A privatização é um caminho, mas exige transparência absoluta e seriedade.  Equipe competente para levar adiante algo complexo, ainda mais um pacote que inclui tantas empresas como agora, em momento dramático da situação fiscal do país. Não se pode fazer tudo a toque de caixa.

No livro “Tancredo Vivo – Casos e Acaso”, de Ronaldo Costa Couto, Tancredo Neves sobre privatização afirmou: “Tem de haver. O Estado entra e o Estado sai. Nem sempre tem de ficar, é claro. Mas isso exige muito cuidado, há muito interesse em jogo.” 

Sem reparos. É preciso zelo na avaliação patrimonial, rigorosa análise sobre os compradores, cuidado com os empregados, sem contar os enormes riscos de corrupção.

Aí reside o maior perigo: conduzido por mãos erradas, o patrimônio vira fumaça, alguns enriquecem e a sociedade mais uma vez é roubada.

Limite da irresponsabilidade

Como a falta de memória no Brasil é sintoma de uma debilidade que entre outras coisas impede reação persistente contra a penúria moral e corrupção, vale lembrar que em 98 Ricardo Sérgio, ex-diretor do Banco do Brasil, grampeado, disse ao ministro das Comunicações Luís Carlos Mendonça de Barros que teriam chegado “ao limite da irresponsabilidade.”  
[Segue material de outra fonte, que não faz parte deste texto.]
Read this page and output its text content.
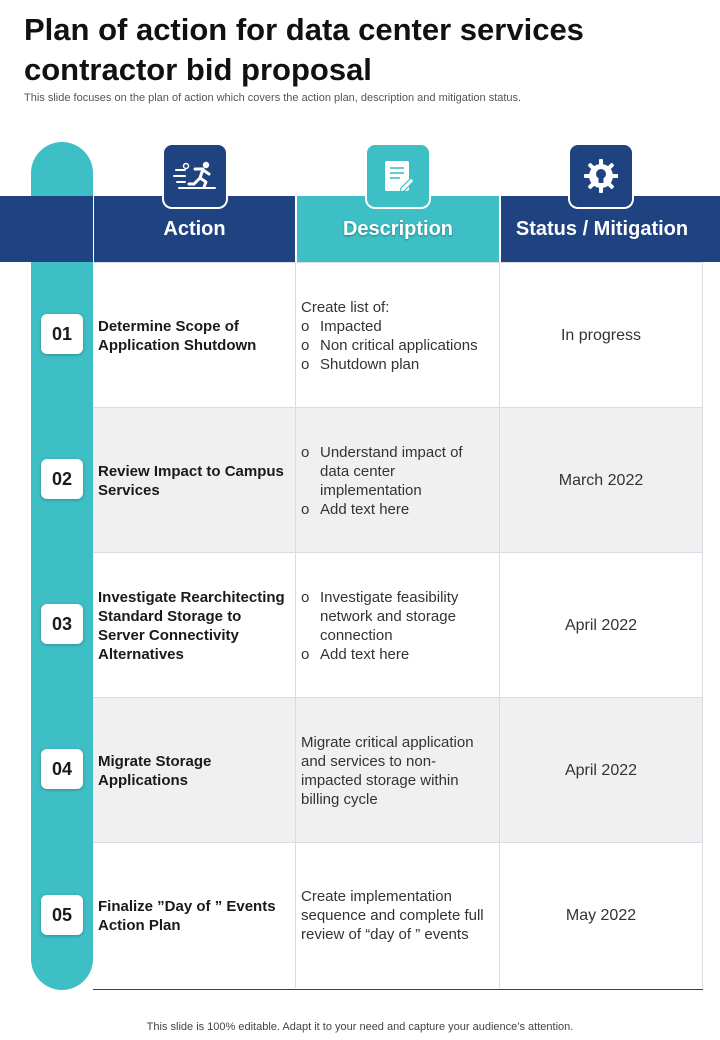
Plan of action for data center services contractor bid proposal

This slide focuses on the plan of action which covers the action plan, description and mitigation status.

Action	Description	Status / Mitigation
Determine Scope of Application Shutdown
Create list of:
o Impacted
o Non critical applications
o Shutdown plan
In progress
Review Impact to Campus Services
o Understand impact of data center implementation
o Add text here
March 2022
Investigate Rearchitecting Standard Storage to Server Connectivity Alternatives
o Investigate feasibility network and storage connection
o Add text here
April 2022
Migrate Storage Applications
Migrate critical application and services to non-impacted storage within billing cycle
April 2022
Finalize ”Day of ” Events Action Plan
Create implementation sequence and complete full review of “day of ” events
May 2022
01
02
03
04
05
This slide is 100% editable. Adapt it to your need and capture your audience’s attention.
Eles combinavam a participação de fundos das estatais na privatização da Telebrás, fundos também usados na compra da Vale do Rio Doce, um ano antes. Negociações prejudiciais aos cofres públicos e aos trabalhadores das estatais.

Cartas marcadas

Vendida no governo Fernando Henrique Cardozo por R$ 3,3 bilhões, a Vale do Rio Doce valia 28 vezes mais: R$ 92 bilhões. Esse era o valor estimado no leilão à época. As acusações sobre o processo: propina no leilão, vícios no edital de venda, subavaliação, acusações de que a empresa americana Merrill Lynch teria repassado informações estratégicas aos compradores meses antes da venda; e que parte do dinheiro utilizado pelas empresas para a compra foi obtido por meio de empréstimos ao Banco Nacional de Desenvolvimento Econômico e Social (BNDES).  Tudo indicou um jogo de cartas marcadas. 

Algum juízo

Se parlamentares da situação e oposição tiverem ainda algum juízo, fiscalizem a venda desse conjunto de 57 empresas com serenidade, seriedade, argumentos técnicos e sem paixão política. A política do quanto pior melhor afunda cada vez mais o país, e o PT, depois de ter ultrapassado o limite da irresponsabilidade na gestão das estatais e fundos de pensão, não tem moral alguma para se contrapor à desnacionalização do maior pacote já feito no Programa de Parcerias de Investimentos (PPI), anunciado na quarta-feira (23).